[clue] small intro and backup question
David L. Anselmi
anselmi at anselmi.us
Fri Oct 14 18:38:10 MDT 2011
Nic Young wrote:
> What is the best method of backing up my data to the other hard drive? I have looked at rsync,
> BackupPC and Amanda and I am frankly confused as to which would be best to suite my needs.
If you want to use an rsync-style solution look at http://rsnapshot.org/. It may be similar to
dirvish but I know one smart guy who likes it.
I like rdiff-backup, which is like rsync but seems to work at the block level rather than the file
level. But I haven't benchmarked them to know how the two compare. If you were to do that you
could give a talk on it.
Also rdiff-backup just makes a backup, it doesn't do scheduling or other configuration stuff that
rsnapshot might (be nice to make a better tool use multiple back-ends--that seems to be what
backup-ninja does).
I think that approaches like rsync and rdiff are better than what evolved out of the tape world.
Since that's where amanda came from, and since it seems a little complex, I'm not very interested in it.

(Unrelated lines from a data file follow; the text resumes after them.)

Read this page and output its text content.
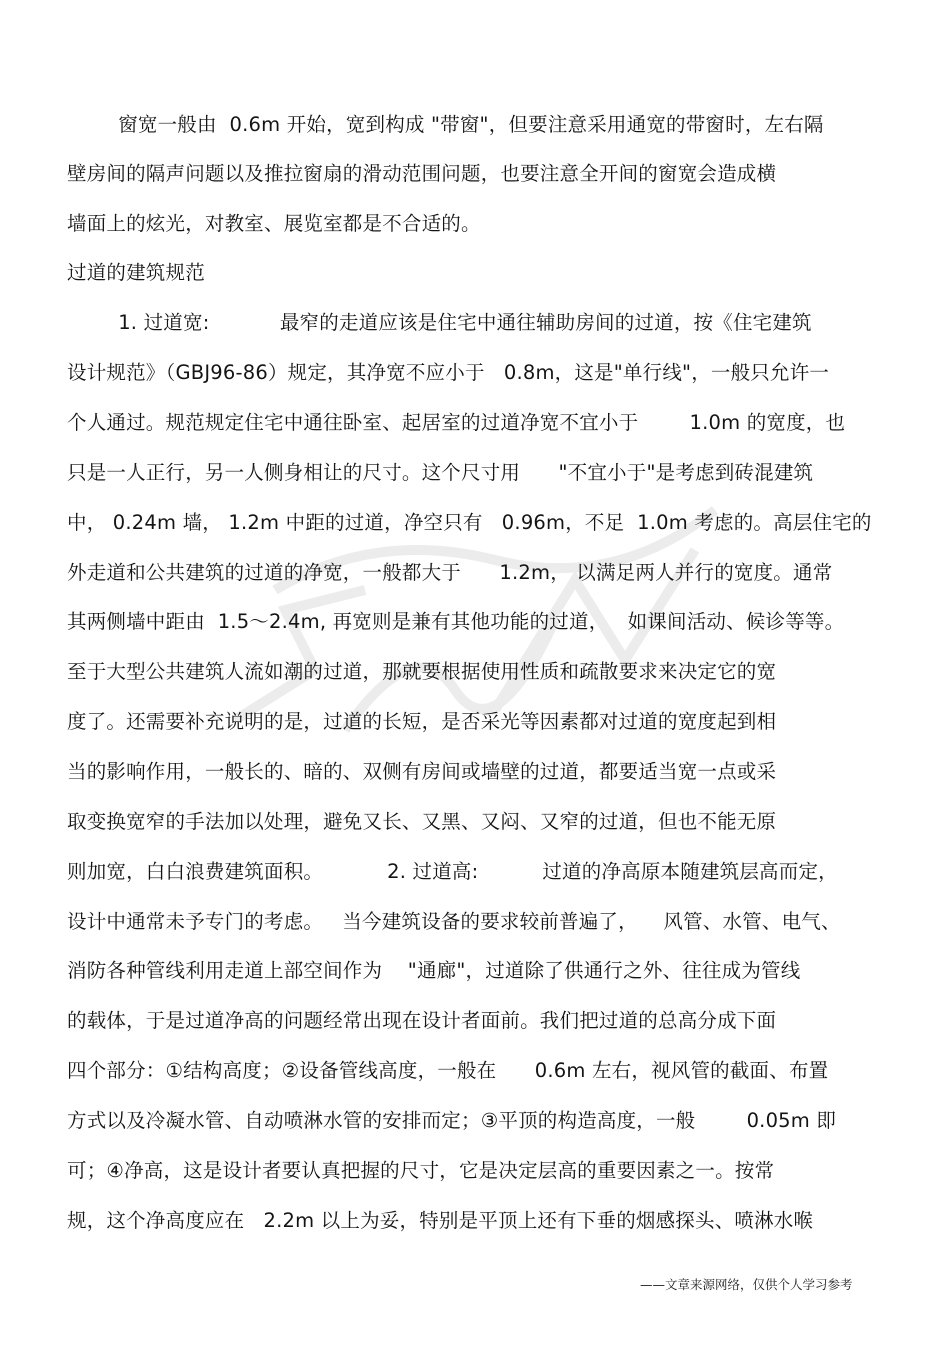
窗宽一般由  0.6m 开始，宽到构成 "带窗"，但要注意采用通宽的带窗时，左右隔
壁房间的隔声问题以及推拉窗扇的滑动范围问题，也要注意全开间的窗宽会造成横
墙面上的炫光，对教室、展览室都是不合适的。
过道的建筑规范
1. 过道宽:           最窄的走道应该是住宅中通往辅助房间的过道，按《住宅建筑
设计规范》（GBJ96-86）规定，其净宽不应小于   0.8m，这是"单行线"，一般只允许一
个人通过。规范规定住宅中通往卧室、起居室的过道净宽不宜小于        1.0m 的宽度，也
只是一人正行，另一人侧身相让的尺寸。这个尺寸用      "不宜小于"是考虑到砖混建筑
中， 0.24m 墙， 1.2m 中距的过道，净空只有   0.96m，不足  1.0m 考虑的。高层住宅的
外走道和公共建筑的过道的净宽，一般都大于      1.2m， 以满足两人并行的宽度。通常
其两侧墙中距由  1.5～2.4m, 再宽则是兼有其他功能的过道，   如课间活动、候诊等等。
至于大型公共建筑人流如潮的过道，那就要根据使用性质和疏散要求来决定它的宽
度了。还需要补充说明的是，过道的长短，是否采光等因素都对过道的宽度起到相
当的影响作用，一般长的、暗的、双侧有房间或墙壁的过道，都要适当宽一点或采
取变换宽窄的手法加以处理，避免又长、又黑、又闷、又窄的过道，但也不能无原
则加宽，白白浪费建筑面积。          2. 过道高:          过道的净高原本随建筑层高而定，
设计中通常未予专门的考虑。   当今建筑设备的要求较前普遍了，    风管、水管、电气、
消防各种管线利用走道上部空间作为    "通廊"，过道除了供通行之外、往往成为管线
的载体，于是过道净高的问题经常出现在设计者面前。我们把过道的总高分成下面
四个部分：①结构高度；②设备管线高度，一般在      0.6m 左右，视风管的截面、布置
方式以及冷凝水管、自动喷淋水管的安排而定；③平顶的构造高度，一般        0.05m 即
可；④净高，这是设计者要认真把握的尺寸，它是决定层高的重要因素之一。按常
规，这个净高度应在   2.2m 以上为妥，特别是平顶上还有下垂的烟感探头、喷淋水喉
——文章来源网络，仅供个人学习参考
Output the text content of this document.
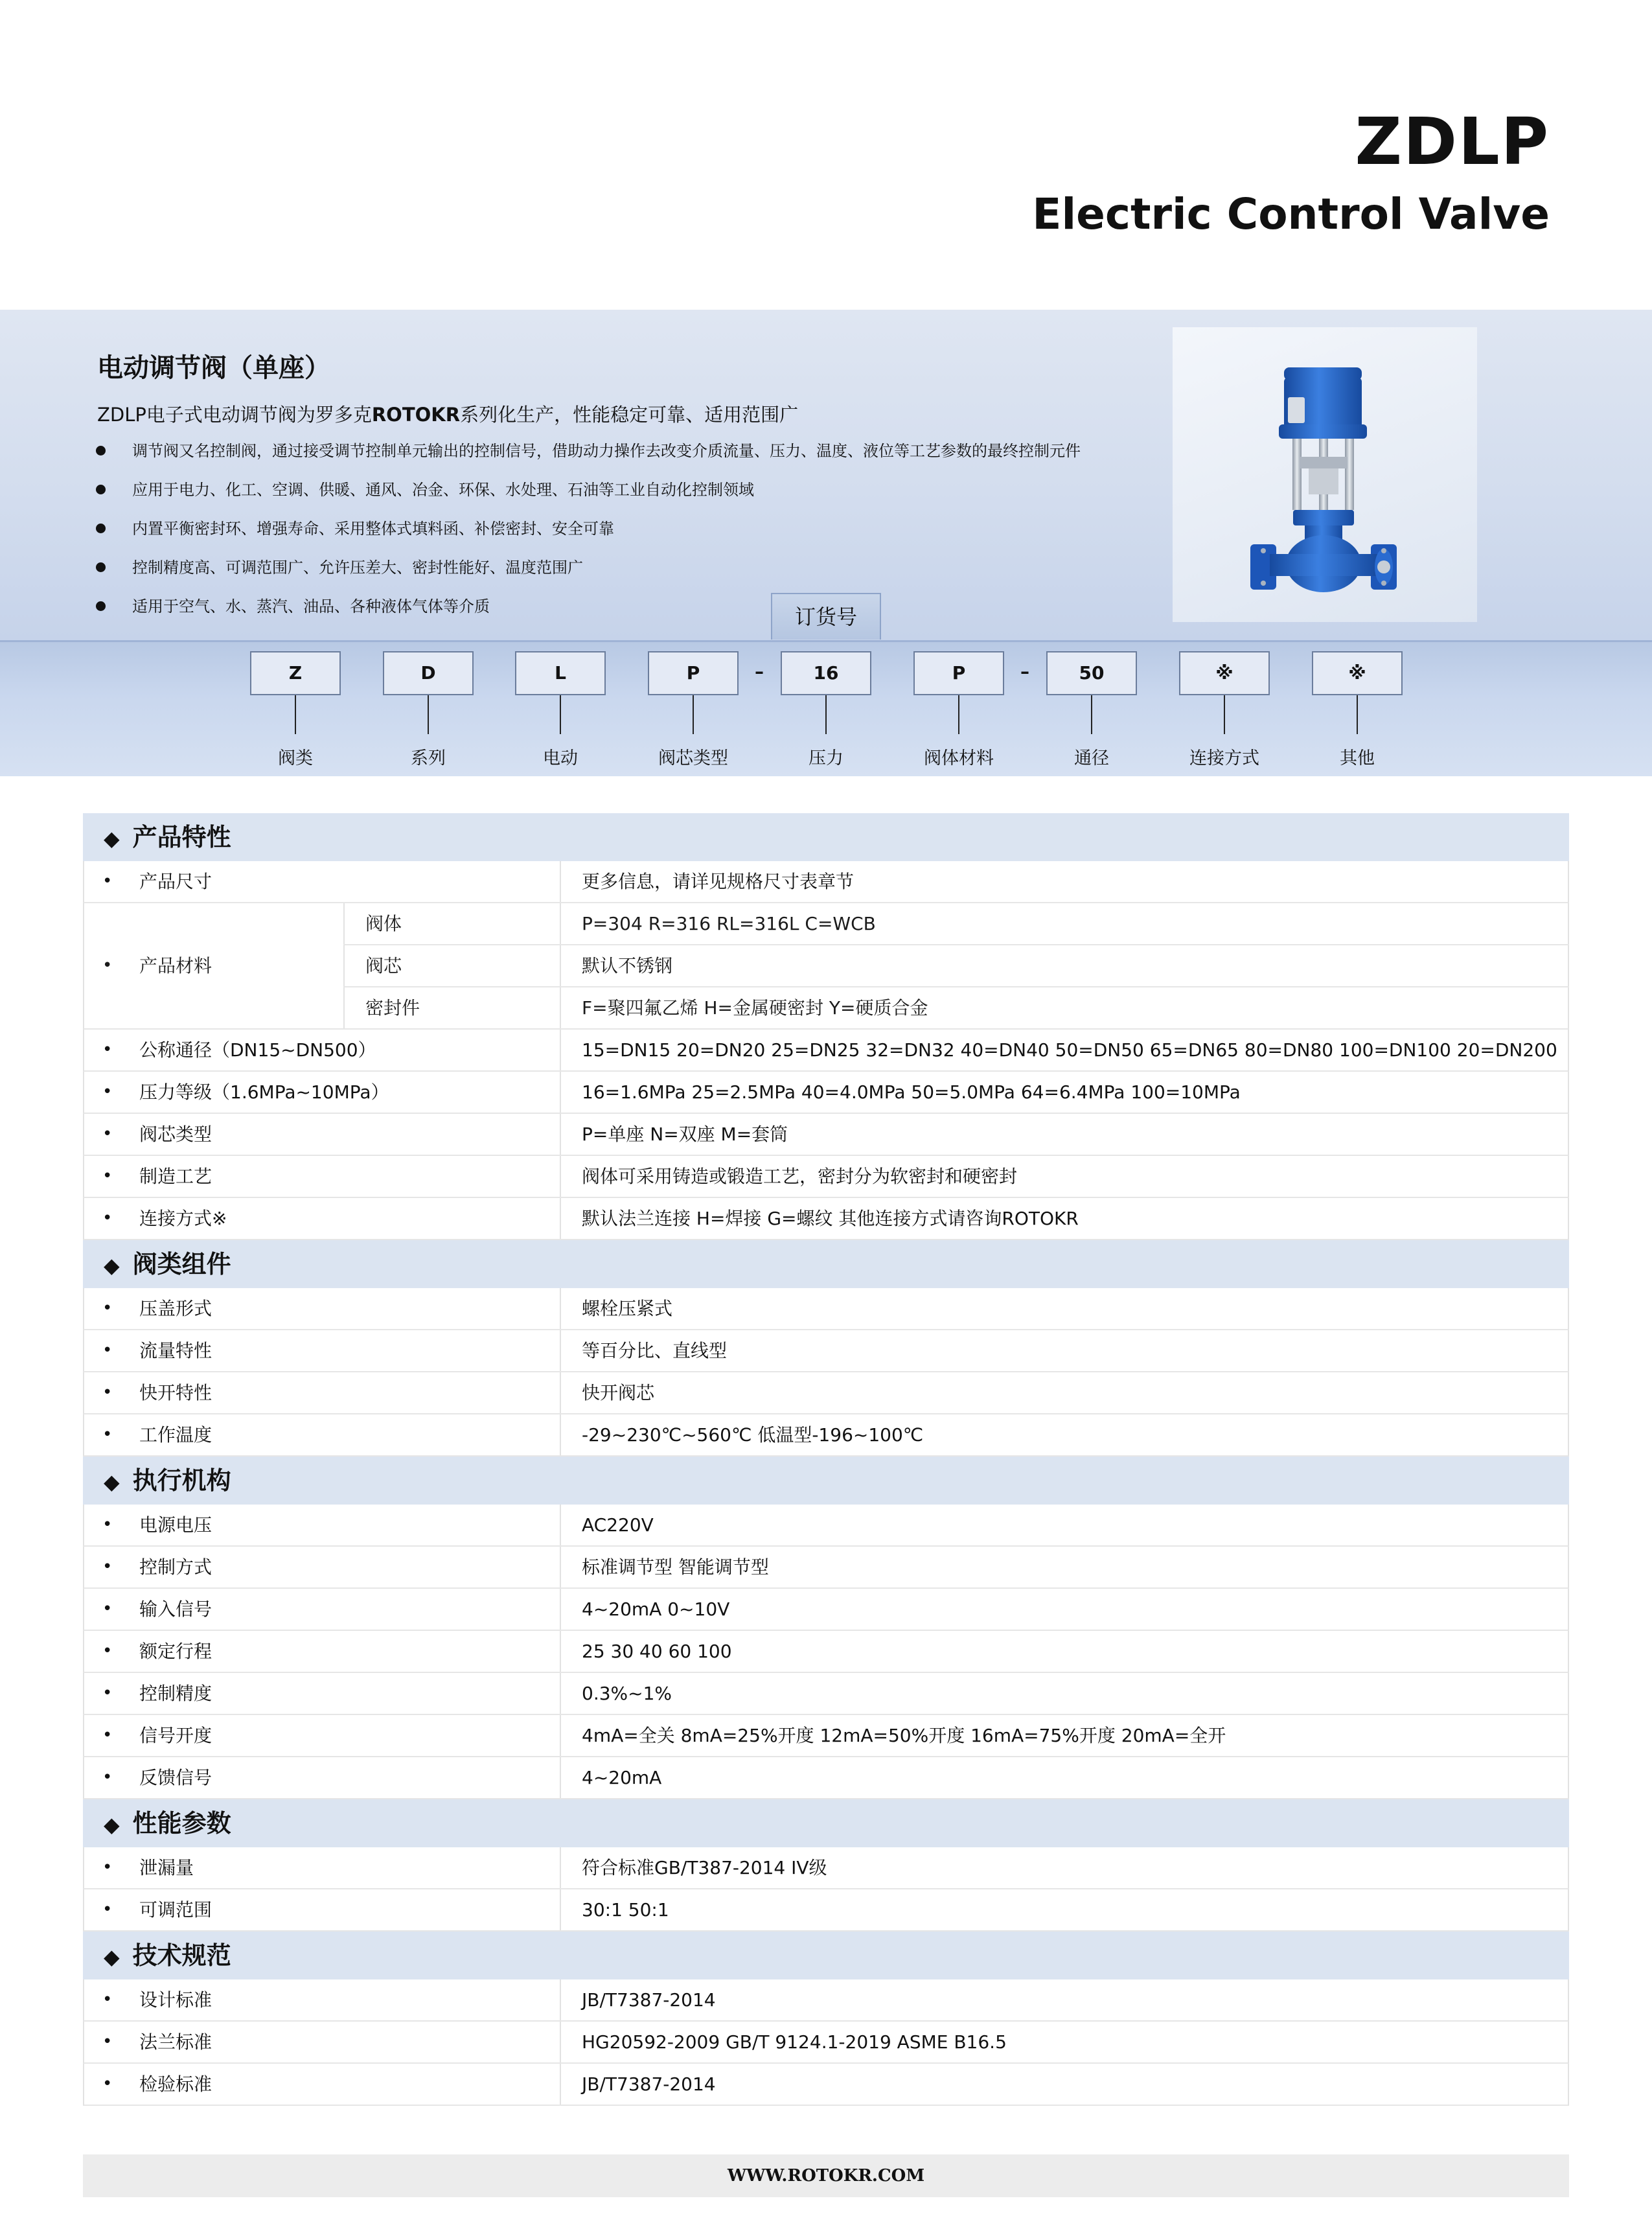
ZDLP
Electric Control Valve
电动调节阀（单座）
ZDLP电子式电动调节阀为罗多克ROTOKR系列化生产，性能稳定可靠、适用范围广
调节阀又名控制阀，通过接受调节控制单元输出的控制信号，借助动力操作去改变介质流量、压力、温度、液位等工艺参数的最终控制元件
应用于电力、化工、空调、供暖、通风、冶金、环保、水处理、石油等工业自动化控制领域
内置平衡密封环、增强寿命、采用整体式填料函、补偿密封、安全可靠
控制精度高、可调范围广、允许压差大、密封性能好、温度范围广
适用于空气、水、蒸汽、油品、各种液体气体等介质	订货号
Z
阀类
D
系列
L
电动
P
阀芯类型
–	16
压力
P
阀体材料
–	50
通径
※
连接方式
※
其他
◆ 产品特性
• 产品尺寸	更多信息，请详见规格尺寸表章节
• 产品材料
阀体	P=304 R=316 RL=316L C=WCB
阀芯	默认不锈钢
密封件	F=聚四氟乙烯 H=金属硬密封 Y=硬质合金
• 公称通径（DN15~DN500）	15=DN15 20=DN20 25=DN25 32=DN32 40=DN40 50=DN50 65=DN65 80=DN80 100=DN100 20=DN200
• 压力等级（1.6MPa~10MPa）	16=1.6MPa 25=2.5MPa 40=4.0MPa 50=5.0MPa 64=6.4MPa 100=10MPa
• 阀芯类型	P=单座 N=双座 M=套筒
• 制造工艺	阀体可采用铸造或锻造工艺，密封分为软密封和硬密封
• 连接方式※	默认法兰连接 H=焊接 G=螺纹 其他连接方式请咨询ROTOKR
◆ 阀类组件
• 压盖形式	螺栓压紧式
• 流量特性	等百分比、直线型
• 快开特性	快开阀芯
• 工作温度	-29~230℃~560℃ 低温型-196~100℃
◆ 执行机构
• 电源电压	AC220V
• 控制方式	标准调节型 智能调节型
• 输入信号	4~20mA 0~10V
• 额定行程	25 30 40 60 100
• 控制精度	0.3%~1%
• 信号开度	4mA=全关 8mA=25%开度 12mA=50%开度 16mA=75%开度 20mA=全开
• 反馈信号	4~20mA
◆ 性能参数
• 泄漏量	符合标准GB/T387-2014 IV级
• 可调范围	30:1 50:1
◆ 技术规范
• 设计标准	JB/T7387-2014
• 法兰标准	HG20592-2009 GB/T 9124.1-2019 ASME B16.5
• 检验标准	JB/T7387-2014
WWW.ROTOKR.COM
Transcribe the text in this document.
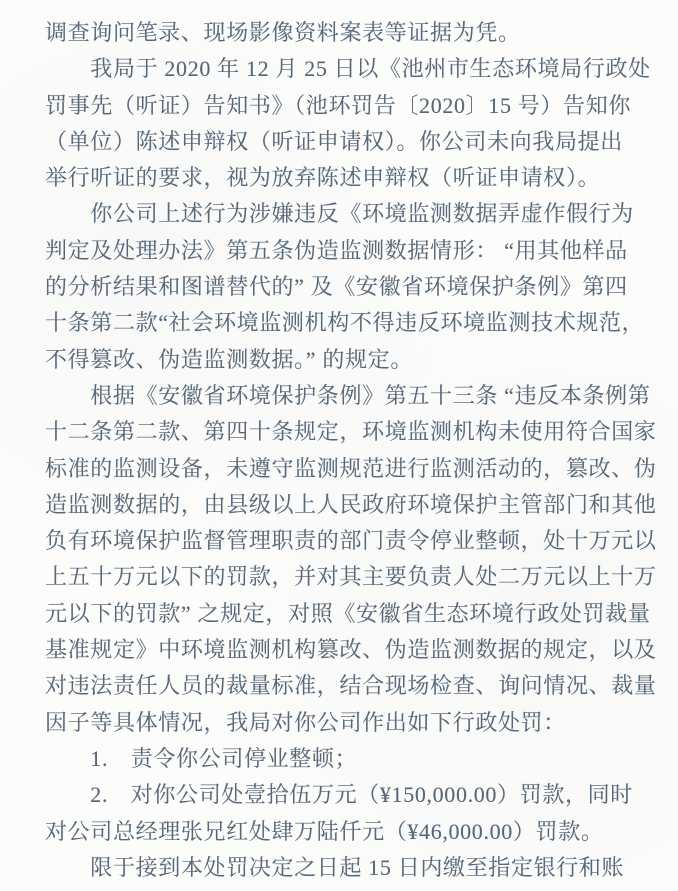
调查询问笔录、现场影像资料案表等证据为凭。
　　我局于 2020 年 12 月 25 日以《池州市生态环境局行政处
罚事先（听证）告知书》（池环罚告〔2020〕15 号）告知你
（单位）陈述申辩权（听证申请权）。你公司未向我局提出
举行听证的要求，视为放弃陈述申辩权（听证申请权）。
　　你公司上述行为涉嫌违反《环境监测数据弄虚作假行为
判定及处理办法》第五条伪造监测数据情形： “用其他样品
的分析结果和图谱替代的” 及《安徽省环境保护条例》第四
十条第二款“社会环境监测机构不得违反环境监测技术规范，
不得篡改、伪造监测数据。” 的规定。
　　根据《安徽省环境保护条例》第五十三条 “违反本条例第
十二条第二款、第四十条规定，环境监测机构未使用符合国家
标准的监测设备，未遵守监测规范进行监测活动的，篡改、伪
造监测数据的，由县级以上人民政府环境保护主管部门和其他
负有环境保护监督管理职责的部门责令停业整顿，处十万元以
上五十万元以下的罚款，并对其主要负责人处二万元以上十万
元以下的罚款” 之规定，对照《安徽省生态环境行政处罚裁量
基准规定》中环境监测机构篡改、伪造监测数据的规定，以及
对违法责任人员的裁量标准，结合现场检查、询问情况、裁量
因子等具体情况，我局对你公司作出如下行政处罚：
　　1.　责令你公司停业整顿；
　　2.　对你公司处壹拾伍万元（¥150,000.00）罚款，同时
对公司总经理张兄红处肆万陆仟元（¥46,000.00）罚款。
　　限于接到本处罚决定之日起 15 日内缴至指定银行和账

BackupPC sounds like microsofteyness, and the web site says it's "enterprise-grade". But it seems
to do de-duplication, which the above don't do. It also has a web interface that might make it
easier to use than the others.
What I would look for is simple and reliable. Reliability might only surface after some amount of
use. So decide what you want to do, pick one, and then set it up. If it takes more than an hour to
get what you want then pick something else (bacula is like that--you have to understand its
architecture before you can configure it). You might also be able to guess at the setup effort just
by skimming the docs.
And don't forget that your backup {system,process,architecture} is only there so you can restore
things. Use your restore plan to drive what you want to do with your backups. And then when your
backups are humming along, test a restore to see if it really works like you wanted.